Sometimes, to defend poor choices, a man’s bravado has his mouth writing checks his butt can’t cash. This appears to have been the scenario facing Sen. Art Wittich in the final hours of filing for legislative office.
First, a history lesson: Wittich and his associates, while safely nestled in the warm embrace of Dark Money, have made it their mission to inform Republicans that primaries are good for the party. They justified this claim by stating that primaries have a uniquely “purifying” power that forces candidates to “own their vote.”

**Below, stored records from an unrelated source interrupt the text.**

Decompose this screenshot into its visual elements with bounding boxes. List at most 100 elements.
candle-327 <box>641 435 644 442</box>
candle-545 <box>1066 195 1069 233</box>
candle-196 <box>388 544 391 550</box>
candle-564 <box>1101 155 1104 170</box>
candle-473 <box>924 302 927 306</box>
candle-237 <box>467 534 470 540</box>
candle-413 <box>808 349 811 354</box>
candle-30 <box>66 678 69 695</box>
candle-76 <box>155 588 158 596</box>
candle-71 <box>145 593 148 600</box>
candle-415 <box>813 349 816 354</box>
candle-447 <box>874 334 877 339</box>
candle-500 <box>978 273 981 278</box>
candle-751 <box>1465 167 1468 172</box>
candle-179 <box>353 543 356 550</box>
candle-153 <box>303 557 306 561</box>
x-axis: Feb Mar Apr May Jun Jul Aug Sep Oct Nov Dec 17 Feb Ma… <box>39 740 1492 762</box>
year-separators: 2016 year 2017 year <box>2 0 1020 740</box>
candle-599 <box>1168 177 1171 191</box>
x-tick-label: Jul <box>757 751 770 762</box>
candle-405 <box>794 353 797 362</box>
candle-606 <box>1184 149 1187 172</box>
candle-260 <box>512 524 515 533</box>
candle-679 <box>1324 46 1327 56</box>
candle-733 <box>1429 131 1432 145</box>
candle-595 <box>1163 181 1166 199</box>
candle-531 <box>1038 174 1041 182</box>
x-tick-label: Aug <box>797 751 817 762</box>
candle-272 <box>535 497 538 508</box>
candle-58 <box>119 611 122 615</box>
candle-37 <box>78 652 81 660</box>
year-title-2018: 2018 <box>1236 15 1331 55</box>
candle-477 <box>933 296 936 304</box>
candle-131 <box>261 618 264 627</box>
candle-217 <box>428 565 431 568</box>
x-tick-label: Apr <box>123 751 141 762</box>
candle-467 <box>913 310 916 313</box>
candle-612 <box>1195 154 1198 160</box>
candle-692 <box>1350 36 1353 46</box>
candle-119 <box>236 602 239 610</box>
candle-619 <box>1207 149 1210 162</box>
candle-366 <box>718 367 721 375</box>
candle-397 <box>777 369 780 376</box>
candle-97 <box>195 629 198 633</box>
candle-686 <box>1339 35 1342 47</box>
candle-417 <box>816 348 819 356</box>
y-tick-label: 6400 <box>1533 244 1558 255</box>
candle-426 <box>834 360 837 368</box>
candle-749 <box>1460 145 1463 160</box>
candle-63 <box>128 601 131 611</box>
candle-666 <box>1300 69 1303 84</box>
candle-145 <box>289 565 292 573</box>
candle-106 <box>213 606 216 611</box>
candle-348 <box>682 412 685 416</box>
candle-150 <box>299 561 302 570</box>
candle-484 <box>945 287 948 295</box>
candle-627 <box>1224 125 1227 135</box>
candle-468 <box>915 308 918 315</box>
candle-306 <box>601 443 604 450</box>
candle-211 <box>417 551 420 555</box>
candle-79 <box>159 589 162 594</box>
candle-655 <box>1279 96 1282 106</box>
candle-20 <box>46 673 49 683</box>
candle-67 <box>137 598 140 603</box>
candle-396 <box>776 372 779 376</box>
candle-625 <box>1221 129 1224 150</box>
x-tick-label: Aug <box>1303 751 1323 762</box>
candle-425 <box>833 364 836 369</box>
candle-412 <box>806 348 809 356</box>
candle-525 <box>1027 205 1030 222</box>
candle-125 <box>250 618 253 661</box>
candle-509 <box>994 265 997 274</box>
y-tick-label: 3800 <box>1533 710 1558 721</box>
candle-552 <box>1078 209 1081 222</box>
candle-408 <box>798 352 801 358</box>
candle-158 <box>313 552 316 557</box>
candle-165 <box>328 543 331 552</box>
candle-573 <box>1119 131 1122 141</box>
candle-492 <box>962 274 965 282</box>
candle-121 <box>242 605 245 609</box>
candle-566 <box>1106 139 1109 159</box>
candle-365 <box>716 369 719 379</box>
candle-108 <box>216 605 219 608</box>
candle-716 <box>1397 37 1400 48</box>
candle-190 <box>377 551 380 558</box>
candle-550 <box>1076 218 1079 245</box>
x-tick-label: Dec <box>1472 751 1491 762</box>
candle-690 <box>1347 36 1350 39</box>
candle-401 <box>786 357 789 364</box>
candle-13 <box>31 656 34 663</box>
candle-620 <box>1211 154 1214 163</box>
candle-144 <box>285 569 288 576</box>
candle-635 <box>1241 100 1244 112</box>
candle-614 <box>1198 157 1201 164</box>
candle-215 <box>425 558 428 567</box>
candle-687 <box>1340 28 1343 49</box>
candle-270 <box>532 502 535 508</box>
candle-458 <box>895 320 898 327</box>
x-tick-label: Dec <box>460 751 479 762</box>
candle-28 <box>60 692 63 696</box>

It seems an opponent was listening. On the final day of election signups, Wittich had the opportunity to put his hollow maxim to the test - to finally live by the words he preached. A primary loomed.

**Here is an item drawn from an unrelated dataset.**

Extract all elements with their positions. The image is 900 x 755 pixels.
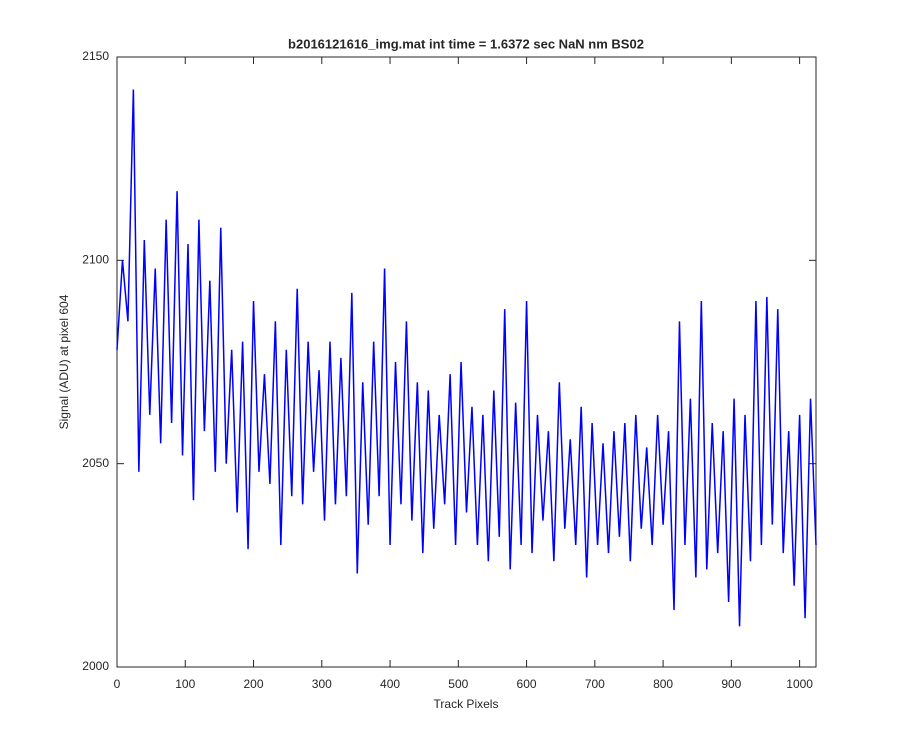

Nervous and caught unaware, Wittich began to ponder …
Maybe his singular dubious accolade, a stellar rating on Roger Koopman’s cherry-picked scorecard (TAB), didn’t have the star power envisioned?
Maybe the verdict on his failed leadership would haunt him? Would anybody actually believe the fable that his failure to lead was somebody else’s fault?

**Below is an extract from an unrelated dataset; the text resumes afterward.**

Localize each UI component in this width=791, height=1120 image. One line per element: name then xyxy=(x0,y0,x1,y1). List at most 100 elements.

Maybe he feared that the voters would uncover his efforts to dismantle public education? Or his reference to volunteer school trustees as members of a “commie” club?
Or maybe, just maybe, it was the zero he received on the Montana University System scorecard? Bozeman is a university town and his constituents might find it unsettling that Sen. Wittich’s only support for the university was empty lip service.
By closing time, Senate Majority Leader Wittich had decided that an open discussion of his record, his leadership failure, and his looming legal troubles was a sure recipe for defeat. He disowned his principles and fled the primary to an uncontested House race. Can anyone say - hypocrite?